A high-quality text-to-speech system for Uzbek language based on Conditional Flow Matching (CFM) architecture.
This project implements a neural text-to-speech system specifically designed for the Uzbek language. It uses a Conditional Flow Matching approach with a DiT (Diffusion Transformer) backbone to generate natural-sounding speech from Uzbek text.
- 🎵 High-quality voice synthesis for Uzbek language
- 🎭 Voice cloning capabilities using reference audio
- ⚡ Configurable speech speed and generation parameters
- 🚀 GPU acceleration with automatic device detection
- 🎧 Multiple audio formats support (WAV, OGG)

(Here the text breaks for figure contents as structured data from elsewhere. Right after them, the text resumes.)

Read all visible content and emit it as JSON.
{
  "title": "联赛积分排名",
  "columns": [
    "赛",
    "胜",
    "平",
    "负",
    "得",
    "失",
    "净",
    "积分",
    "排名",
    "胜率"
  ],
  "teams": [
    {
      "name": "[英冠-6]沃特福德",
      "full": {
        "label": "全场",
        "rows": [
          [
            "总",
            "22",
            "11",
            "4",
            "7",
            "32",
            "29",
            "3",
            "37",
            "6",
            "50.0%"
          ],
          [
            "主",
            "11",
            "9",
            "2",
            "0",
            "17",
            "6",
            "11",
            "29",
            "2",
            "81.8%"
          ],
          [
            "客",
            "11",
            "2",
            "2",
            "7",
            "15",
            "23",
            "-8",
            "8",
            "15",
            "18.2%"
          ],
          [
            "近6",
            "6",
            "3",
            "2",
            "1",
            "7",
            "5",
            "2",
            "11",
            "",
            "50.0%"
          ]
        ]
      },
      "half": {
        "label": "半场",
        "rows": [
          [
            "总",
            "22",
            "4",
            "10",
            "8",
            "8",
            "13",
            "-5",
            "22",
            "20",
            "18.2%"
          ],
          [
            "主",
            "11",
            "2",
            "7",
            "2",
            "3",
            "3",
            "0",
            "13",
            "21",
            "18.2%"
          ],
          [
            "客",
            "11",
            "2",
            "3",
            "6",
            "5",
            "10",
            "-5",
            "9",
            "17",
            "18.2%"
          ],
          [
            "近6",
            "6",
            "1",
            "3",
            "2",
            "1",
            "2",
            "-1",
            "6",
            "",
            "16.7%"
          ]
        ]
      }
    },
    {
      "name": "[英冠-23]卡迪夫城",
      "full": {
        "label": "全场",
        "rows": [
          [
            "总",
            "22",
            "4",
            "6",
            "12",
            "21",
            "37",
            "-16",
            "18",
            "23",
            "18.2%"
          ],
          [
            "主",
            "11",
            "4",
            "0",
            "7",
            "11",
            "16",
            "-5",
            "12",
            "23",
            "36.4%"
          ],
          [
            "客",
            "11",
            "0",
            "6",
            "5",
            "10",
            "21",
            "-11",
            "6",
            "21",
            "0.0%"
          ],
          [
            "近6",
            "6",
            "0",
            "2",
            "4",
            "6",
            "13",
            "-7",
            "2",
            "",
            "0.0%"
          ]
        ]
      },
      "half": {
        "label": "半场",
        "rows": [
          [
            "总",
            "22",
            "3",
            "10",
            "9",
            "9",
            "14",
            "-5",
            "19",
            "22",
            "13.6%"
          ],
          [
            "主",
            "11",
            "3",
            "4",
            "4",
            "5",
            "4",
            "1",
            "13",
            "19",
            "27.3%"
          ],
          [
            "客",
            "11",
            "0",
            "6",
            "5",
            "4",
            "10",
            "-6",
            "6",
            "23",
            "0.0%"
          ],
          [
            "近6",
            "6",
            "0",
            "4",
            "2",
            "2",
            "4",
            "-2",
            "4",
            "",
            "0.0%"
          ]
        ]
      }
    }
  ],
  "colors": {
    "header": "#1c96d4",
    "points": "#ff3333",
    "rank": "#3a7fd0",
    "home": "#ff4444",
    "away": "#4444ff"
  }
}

- 🔒 Thread-safe implementation with caching
Uzbek_TTS/
├── ckpts/ # Model checkpoints directory
│ └── model.safetensors # Pre-trained model file
├── src/ # Source code
│ ├── models/ # Model architectures
│ ├── utils/ # Utility functions
│ └── inference.py # Inference pipeline
├── examples/ # Usage examples
├── requirements.txt # Python dependencies
├── README.md # This file
└── setup.py # Installation script
- Python 3.8 or higher
- PyTorch 2.0+
- CUDA-compatible GPU (recommended)
-
Clone the repository:
git clone https://github.com/your-username/Uzbek_TTS.git cd Uzbek_TTS -
Install dependencies:
pip install -r requirements.txt
-
Download the pre-trained model:
Download the model from Google Drive and place it in the
ckpts/folder:# Create checkpoints directory mkdir -p ckpts # Place the downloaded model.safetensors file in ckpts/ # The file structure should be: ckpts/model.safetensors
from omegaconf import OmegaConf
from hydra.utils import get_class
from tts import TTS
# Load configuration
model_cfg = OmegaConf.load('config/UZTTS_conf.yaml')
# Initialize TTS
tts = TTS(
ref_audio_path="test_data/test_erkak.wav",
ref_text="Jizzax kollejlarida infraqizil aniqlagichli turniketlar o'rnatilmoqda.",
model_cfg=model_cfg,
model_cls=get_class(f"uz_tts.model.{model_cfg.model.backbone}"),
vocab='config/uz_vocab.txt',
ckpt_path="ckpts/UZ.safetensors",
device="auto",
speed=1.0
)
# Generate speech
audio, sample_rate = tts.generate_speech("Assalomu alaykum! Bu Uzbek TTS tizimidir.")
# Save audio
tts.save_audio(audio, "output.wav")